Macron sent huge warning as French nationalists are ‘convinced’ they will take power

THE niece of rightwing leader Marine Le Pen has claimed she is “convinced” the French will one day elect a nationalist leader, sending a huge warning to current President Emmanuel Macron. Marion Maréchal delivered the bold warning to Emmanuel Macron on Saturday, but steered clear of declaring herself as a candidate for the 2022 presidential election.

“Tomorrow, and I am firmly convinced about this, we will be in power,” Marion Maréchal told a conservative conference in Paris.

“I hear the impatience and the frustrations … but who can honestly imagine that our ideas will one day come to power if we do not first overcome yesterday’s partisan barriers?” she added, in reference to her recent call for an alliance between the right and far-right.

The squabbles of the Le Pen family have made the headlines in recent years, though Mme Le Pen has denied claims her niece has secret ambitions to rule.

Mme Le Pen’s crushing defeat to Emmanuel Macron in the 2017 presidential race weakened her and exposed deep divisions within her eurosceptic, anti-immigration party, which Mlle Maréchal quit later that year.

But with Saturday’s gathering, called the “Convention of the Right” and featuring high-profile conservative polemicists, Mlle Maréchal is making sure she remains in the spotlight as she attempts to bring the far-right into the political mainstream and win over more moderate right-wing voters.

The former 29-year-old lawmaker, who dropped “Le Pen” from her name last year, is viewed by many voters as the possible future leader of her aunt’s Rassemblement National (RN) party, maybe as soon as the 2022 vote.

Mme Le Pen, however, has denied any rivalry between herself and her niece, saying recently that she believed Mlle Maréchal had no “secret ambitions” to push her out and seize control of the RN, formerly known as the Front National.

But the right-winger appeared to pour cold water over her niece’s political ambitions on Sunday, telling France 3 television that the “only” way to win power was to connect with voters by “going out into the field” and “standing for election”.

She told reporters earlier this month: “I don’t believe at all she has ambitions to be a presidential candidate in 2022. 

“At least, that’s what she told me and I have no reason not to believe her.”

Mme Le Pen has openly discussed her plans to run in the 2022 election, saying just two weeks ago that “each election is an opportunity for our political family to attach another carabiner on the slope leading up to the summit – and the summit is the Elysée.”

In June, Mme Le Pen dismissed her niece’s claim that the new faultline in French politics was between the left and the right, insisting that the battle for power was between nationalists like herself and globalists like Mr Macron.

“The new divide is blowing up the traditional parties,” she told the news channel BFMTV, adding that her niece’s claim that the right could not win power by itself and needed to join forces with the traditional right was “sad” and “pessimistic”.

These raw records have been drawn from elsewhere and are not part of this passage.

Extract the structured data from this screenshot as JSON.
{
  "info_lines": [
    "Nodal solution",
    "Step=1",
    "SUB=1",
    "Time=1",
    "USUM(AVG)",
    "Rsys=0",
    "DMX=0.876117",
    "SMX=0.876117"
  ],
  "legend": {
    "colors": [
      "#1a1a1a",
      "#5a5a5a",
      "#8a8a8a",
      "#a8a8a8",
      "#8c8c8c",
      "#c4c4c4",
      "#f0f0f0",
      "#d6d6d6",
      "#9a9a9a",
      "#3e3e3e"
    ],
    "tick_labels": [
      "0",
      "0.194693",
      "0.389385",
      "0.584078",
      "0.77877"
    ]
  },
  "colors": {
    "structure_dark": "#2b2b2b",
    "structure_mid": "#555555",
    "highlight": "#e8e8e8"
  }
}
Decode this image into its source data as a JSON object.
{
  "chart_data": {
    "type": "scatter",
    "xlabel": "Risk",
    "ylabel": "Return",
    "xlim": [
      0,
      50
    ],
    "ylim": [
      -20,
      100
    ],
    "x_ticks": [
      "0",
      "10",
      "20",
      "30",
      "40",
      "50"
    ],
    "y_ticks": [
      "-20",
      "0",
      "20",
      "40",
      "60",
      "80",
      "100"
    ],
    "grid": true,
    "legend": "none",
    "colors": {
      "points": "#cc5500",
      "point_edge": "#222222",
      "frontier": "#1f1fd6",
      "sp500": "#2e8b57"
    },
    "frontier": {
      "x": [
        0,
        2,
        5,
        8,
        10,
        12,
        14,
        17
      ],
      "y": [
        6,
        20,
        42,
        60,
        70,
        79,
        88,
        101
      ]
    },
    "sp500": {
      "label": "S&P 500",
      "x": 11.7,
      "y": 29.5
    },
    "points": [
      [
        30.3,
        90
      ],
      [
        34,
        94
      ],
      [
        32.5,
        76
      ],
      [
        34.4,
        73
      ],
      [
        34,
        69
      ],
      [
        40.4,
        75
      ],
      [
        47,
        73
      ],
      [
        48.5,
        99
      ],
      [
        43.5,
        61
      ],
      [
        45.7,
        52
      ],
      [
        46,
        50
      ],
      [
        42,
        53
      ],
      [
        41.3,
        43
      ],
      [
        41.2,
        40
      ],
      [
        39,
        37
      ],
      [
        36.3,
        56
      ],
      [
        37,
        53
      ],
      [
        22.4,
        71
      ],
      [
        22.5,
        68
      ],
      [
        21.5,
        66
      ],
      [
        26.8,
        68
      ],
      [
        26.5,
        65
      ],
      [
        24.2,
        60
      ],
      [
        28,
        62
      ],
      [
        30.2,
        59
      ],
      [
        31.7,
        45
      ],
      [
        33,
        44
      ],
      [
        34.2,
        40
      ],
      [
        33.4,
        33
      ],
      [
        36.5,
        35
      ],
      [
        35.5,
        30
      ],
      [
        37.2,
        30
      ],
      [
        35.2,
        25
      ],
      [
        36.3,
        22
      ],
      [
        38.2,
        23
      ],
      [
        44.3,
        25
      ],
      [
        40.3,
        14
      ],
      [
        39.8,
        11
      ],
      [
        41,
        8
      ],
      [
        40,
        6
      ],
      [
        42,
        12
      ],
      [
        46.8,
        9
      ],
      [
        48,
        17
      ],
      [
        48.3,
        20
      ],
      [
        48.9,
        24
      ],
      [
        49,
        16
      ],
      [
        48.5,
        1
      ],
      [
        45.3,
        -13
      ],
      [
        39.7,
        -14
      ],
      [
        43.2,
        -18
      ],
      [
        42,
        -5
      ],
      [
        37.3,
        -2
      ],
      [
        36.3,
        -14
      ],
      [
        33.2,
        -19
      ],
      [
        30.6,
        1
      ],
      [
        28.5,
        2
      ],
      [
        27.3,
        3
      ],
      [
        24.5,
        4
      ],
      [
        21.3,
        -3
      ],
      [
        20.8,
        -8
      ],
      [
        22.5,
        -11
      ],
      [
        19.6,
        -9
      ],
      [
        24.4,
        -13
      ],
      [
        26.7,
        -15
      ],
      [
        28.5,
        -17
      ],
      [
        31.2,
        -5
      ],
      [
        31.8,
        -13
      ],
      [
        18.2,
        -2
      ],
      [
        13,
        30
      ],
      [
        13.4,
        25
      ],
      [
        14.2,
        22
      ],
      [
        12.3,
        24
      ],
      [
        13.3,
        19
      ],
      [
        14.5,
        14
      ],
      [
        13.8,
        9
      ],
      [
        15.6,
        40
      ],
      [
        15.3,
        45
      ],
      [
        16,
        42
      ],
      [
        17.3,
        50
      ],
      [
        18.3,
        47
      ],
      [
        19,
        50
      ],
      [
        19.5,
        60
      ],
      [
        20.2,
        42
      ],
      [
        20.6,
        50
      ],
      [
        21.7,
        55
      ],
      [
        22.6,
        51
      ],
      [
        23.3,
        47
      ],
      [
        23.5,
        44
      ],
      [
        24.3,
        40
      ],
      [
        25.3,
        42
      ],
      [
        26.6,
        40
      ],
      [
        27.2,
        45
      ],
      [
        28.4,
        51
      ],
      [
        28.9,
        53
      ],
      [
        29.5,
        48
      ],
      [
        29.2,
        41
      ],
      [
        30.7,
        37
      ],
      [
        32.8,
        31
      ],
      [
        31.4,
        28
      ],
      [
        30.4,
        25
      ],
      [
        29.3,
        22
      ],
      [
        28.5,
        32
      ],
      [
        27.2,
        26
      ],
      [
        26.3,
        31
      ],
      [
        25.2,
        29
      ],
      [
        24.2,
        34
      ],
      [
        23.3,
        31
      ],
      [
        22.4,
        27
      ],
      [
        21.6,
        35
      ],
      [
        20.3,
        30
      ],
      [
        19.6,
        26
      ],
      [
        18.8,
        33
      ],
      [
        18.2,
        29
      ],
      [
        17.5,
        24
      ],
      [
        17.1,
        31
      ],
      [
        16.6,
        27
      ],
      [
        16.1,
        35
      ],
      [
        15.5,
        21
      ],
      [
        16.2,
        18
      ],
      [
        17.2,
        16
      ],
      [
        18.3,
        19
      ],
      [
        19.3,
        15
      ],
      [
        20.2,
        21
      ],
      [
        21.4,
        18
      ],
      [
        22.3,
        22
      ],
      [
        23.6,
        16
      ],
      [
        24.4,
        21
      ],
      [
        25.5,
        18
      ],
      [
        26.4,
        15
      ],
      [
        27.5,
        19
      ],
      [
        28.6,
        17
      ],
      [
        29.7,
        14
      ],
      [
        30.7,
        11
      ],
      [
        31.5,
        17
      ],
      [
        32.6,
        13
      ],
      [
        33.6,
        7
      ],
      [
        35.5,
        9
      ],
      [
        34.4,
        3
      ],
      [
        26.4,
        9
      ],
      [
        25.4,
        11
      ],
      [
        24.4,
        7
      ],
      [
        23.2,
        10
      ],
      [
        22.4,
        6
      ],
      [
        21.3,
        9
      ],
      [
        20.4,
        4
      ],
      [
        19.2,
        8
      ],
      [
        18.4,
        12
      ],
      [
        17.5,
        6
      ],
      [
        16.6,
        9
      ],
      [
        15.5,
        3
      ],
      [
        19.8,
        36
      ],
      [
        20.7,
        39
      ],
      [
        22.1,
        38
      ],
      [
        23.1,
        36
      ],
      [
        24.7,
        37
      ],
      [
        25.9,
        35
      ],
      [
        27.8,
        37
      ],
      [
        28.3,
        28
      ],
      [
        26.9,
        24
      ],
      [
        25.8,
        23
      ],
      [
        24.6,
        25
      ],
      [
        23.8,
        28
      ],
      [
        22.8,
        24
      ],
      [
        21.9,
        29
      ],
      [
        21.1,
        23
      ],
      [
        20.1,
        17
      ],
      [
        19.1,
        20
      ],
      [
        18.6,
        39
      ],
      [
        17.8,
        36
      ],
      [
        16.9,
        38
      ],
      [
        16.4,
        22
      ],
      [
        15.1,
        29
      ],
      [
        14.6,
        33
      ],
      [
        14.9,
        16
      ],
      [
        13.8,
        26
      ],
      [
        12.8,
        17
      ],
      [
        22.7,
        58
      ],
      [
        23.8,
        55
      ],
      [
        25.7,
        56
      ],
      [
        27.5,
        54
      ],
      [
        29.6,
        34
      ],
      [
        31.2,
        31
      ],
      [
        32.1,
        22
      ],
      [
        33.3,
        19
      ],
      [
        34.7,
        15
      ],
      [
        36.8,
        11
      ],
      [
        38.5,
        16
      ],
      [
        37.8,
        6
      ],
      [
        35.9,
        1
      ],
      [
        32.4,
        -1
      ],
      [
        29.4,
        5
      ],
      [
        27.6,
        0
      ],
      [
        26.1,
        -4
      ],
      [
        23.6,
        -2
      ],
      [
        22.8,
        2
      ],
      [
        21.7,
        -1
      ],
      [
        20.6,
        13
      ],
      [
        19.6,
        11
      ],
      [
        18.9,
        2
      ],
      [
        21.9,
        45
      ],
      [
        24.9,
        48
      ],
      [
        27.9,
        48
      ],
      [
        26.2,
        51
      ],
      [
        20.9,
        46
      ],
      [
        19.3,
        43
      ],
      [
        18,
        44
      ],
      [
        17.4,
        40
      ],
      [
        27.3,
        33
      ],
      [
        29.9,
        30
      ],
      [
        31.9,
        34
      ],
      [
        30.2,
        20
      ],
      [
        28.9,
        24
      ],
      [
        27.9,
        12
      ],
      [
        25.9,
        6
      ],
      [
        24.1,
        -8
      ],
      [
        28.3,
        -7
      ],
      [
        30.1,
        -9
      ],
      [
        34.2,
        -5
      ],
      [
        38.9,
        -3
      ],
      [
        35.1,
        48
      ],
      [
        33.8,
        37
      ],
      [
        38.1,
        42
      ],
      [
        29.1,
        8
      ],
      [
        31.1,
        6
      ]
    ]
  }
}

Mme Le Pen Le Pen added that her party was “far” from having peaked despite its recent electoral setback.

The leader has always been careful to avoid publicly locking horns with her niece despite their differing views on the party’s line and future.

In 2015, Mme Le Pen Le Pen kicked her father, controversial far-right veteran Jean-Marie Le Pen, out of the party he founded in the 1970s for insisting that the Holocaust was a mere “detail” of World War Two.

But M Le Pen, 91, has refused to go quietly, hauling the RN party before the courts in a series of failed attempts to be reinstated as a full-time member.